Characterization of Future Wildfire Risk in Alaska Using Soil Moisture and Evapotranspiration Modeling

Oct 2018 to Sep 2019

In Alaska, recent research has identified particular areas of the state where both a lack of soil moisture and warming temperatures increase the likelihood of wildfire.  While this is an important finding, this previous research did not take into account the important role that melting snow, ice, and frozen ground (permafrost) play in replenshing soil moisture in the spring and summer months.
This project will address this gap in the characterization of fire risk using the newly developed monthly water balance model (MWBM). The MWBM takes into account rain, snow, snowmelt, glacier ice melt, and the permafrost layer to better calculate soil moisture replenishment and the amount of moisture that is lost to the atmosphere (evapotranspiration). Using this model, researchers will be able to refine the boundaries of fire-prone areas in Alaska, based on which areas are prone to particularly high moisture deficit and summer temperatures. Maps will be created that identify which regions of the state currently have a high risk of wildfire, as well as which regions can expect to have an elevated risk of fire in the future to support adaptation planning. This research will also have broad applicability to other regions of the country facing uncertainty about future wildfire risk.
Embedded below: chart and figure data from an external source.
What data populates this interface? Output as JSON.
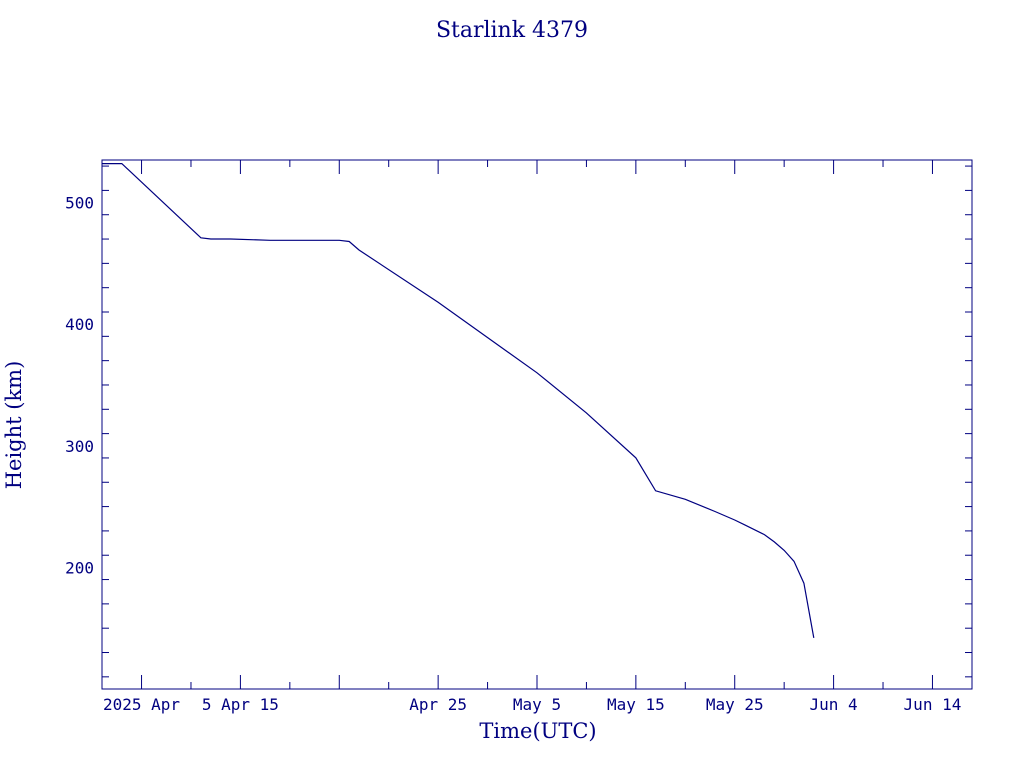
{
  "chart_data": {
    "type": "line",
    "title": "Starlink 4379",
    "xlabel": "Time(UTC)",
    "ylabel": "Height (km)",
    "color": "#000080",
    "xlim": [
      "2025-03-22",
      "2025-06-18"
    ],
    "ylim": [
      100,
      535
    ],
    "x_ticks": [
      {
        "date": "2025-03-26",
        "label": "2025 Apr"
      },
      {
        "date": "2025-04-05",
        "label": " 5 Apr 15"
      },
      {
        "date": "2025-04-25",
        "label": "Apr 25"
      },
      {
        "date": "2025-05-05",
        "label": "May  5"
      },
      {
        "date": "2025-05-15",
        "label": "May 15"
      },
      {
        "date": "2025-05-25",
        "label": "May 25"
      },
      {
        "date": "2025-06-04",
        "label": "Jun  4"
      },
      {
        "date": "2025-06-14",
        "label": "Jun 14"
      }
    ],
    "y_ticks": [
      200,
      300,
      400,
      500
    ],
    "grid": false,
    "series": [
      {
        "x": [
          "2025-03-22",
          "2025-03-23",
          "2025-03-24",
          "2025-04-01",
          "2025-04-02",
          "2025-04-04",
          "2025-04-08",
          "2025-04-14",
          "2025-04-15",
          "2025-04-16",
          "2025-04-17",
          "2025-04-25",
          "2025-05-05",
          "2025-05-10",
          "2025-05-15",
          "2025-05-17",
          "2025-05-20",
          "2025-05-23",
          "2025-05-25",
          "2025-05-26",
          "2025-05-28",
          "2025-05-29",
          "2025-05-30",
          "2025-05-31",
          "2025-06-01",
          "2025-06-02"
        ],
        "y": [
          532,
          532,
          532,
          471,
          470,
          470,
          469,
          469,
          469,
          468,
          461,
          418,
          360,
          327,
          290,
          263,
          256,
          246,
          239,
          235,
          227,
          221,
          214,
          205,
          187,
          142
        ]
      }
    ]
  }
}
Understanding the impacts of climate on fire regimes is a key research priority of the Alaska Fire Science Consortium, an interagency group that represents represents multiple  federal, state, and educational organizations throughout Alaska and the Lower 48. Through close collaboration with this consortium, as well as Landscape Conservation Cooperatives in Alaska, local resource managers, water coalitions, Native Corporations, and other community stakeholders, researchers will ensure that their work provides timely and relevant science to support on-the-ground decision-making needs.